Question

A salesperson’s total earnings consist of a base salary of x dollars per year, plus commission earnings of 11% of the total sales the salesperson makes during the year. This year, the salesperson has a goal for the total earnings to be at least 3 times and at most 4 times base salary. What inequalities represent all possible values of total sales s, in dollars, the salesperson can make this year in order to meet that goal?

Answer 1

To meet their earnings goal, a salesperson's total sales must fall between ≈2x/0.11 and ≈3x/0.11, inclusive. This is found by setting up inequalities that represent at least 3 times and at most 4 times their base salary and solving for the total sales.

Step-by-step explanation:

The salesperson’s total earnings can be represented by the equation E = x + 0.11s, where E is the total earnings, x is the base salary, and s is the total sales.

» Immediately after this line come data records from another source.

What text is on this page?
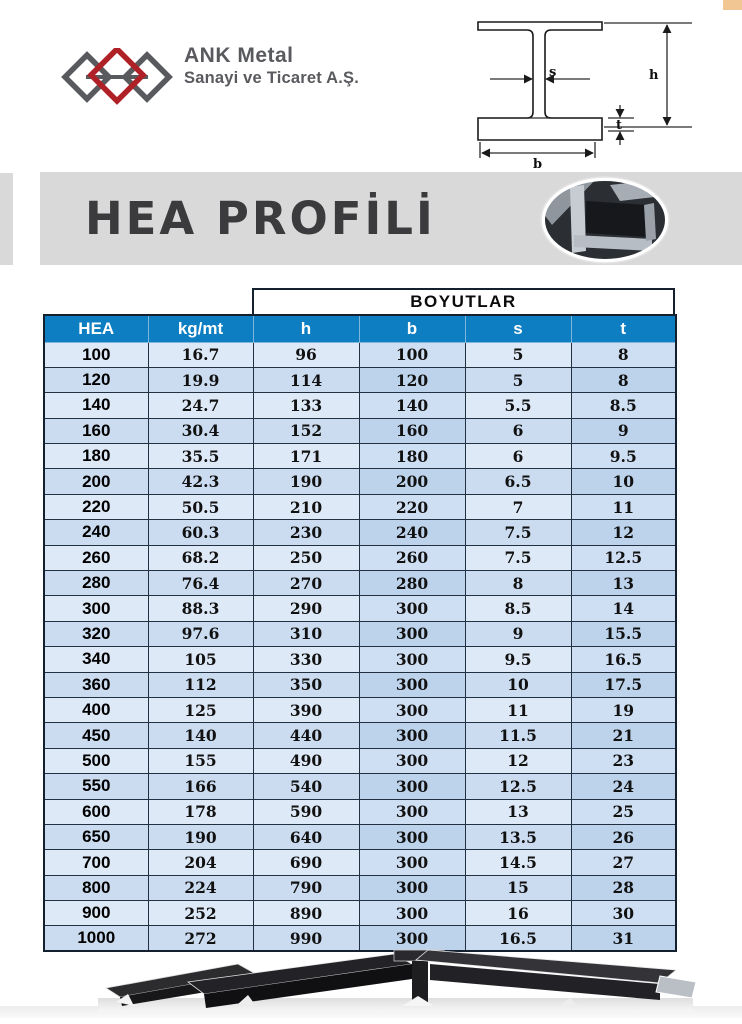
ANK Metal
Sanayi ve Ticaret A.Ş.	s	h
t
b
HEA PROFİLİ
BOYUTLAR
HEA	kg/mt	h	b	s	t
100	16.7	96	100	5	8
120	19.9	114	120	5	8
140	24.7	133	140	5.5	8.5
160	30.4	152	160	6	9
180	35.5	171	180	6	9.5
200	42.3	190	200	6.5	10
220	50.5	210	220	7	11
240	60.3	230	240	7.5	12
260	68.2	250	260	7.5	12.5
280	76.4	270	280	8	13
300	88.3	290	300	8.5	14
320	97.6	310	300	9	15.5
340	105	330	300	9.5	16.5
360	112	350	300	10	17.5
400	125	390	300	11	19
450	140	440	300	11.5	21
500	155	490	300	12	23
550	166	540	300	12.5	24
600	178	590	300	13	25
650	190	640	300	13.5	26
700	204	690	300	14.5	27
800	224	790	300	15	28
900	252	890	300	16	30
1000	272	990	300	16.5	31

To meet the goal that the total earnings are at least 3 times and at most 4 times the base salary, we can set up two inequalities:

1. For the lower bound (at least 3 times the base salary): 3x ≤ x + 0.11s or 2x ≤ 0.11s
2. For the upper bound (at most 4 times the base salary): 4x ≥ x + 0.11s or 3x ≥ 0.11s

To find the range of total sales s that meet the goal, solve each inequality for s:

• To solve 2x ≤ 0.11s, divide both sides by 0.11 to get s ≥ ≈2x/0.11.
• To solve 3x ≥ 0.11s, divide both sides by 0.11 to get s ≤ ≈3x/0.11.

These expressions represent all possible values of total sales s that the salesperson can make to meet their earnings goal.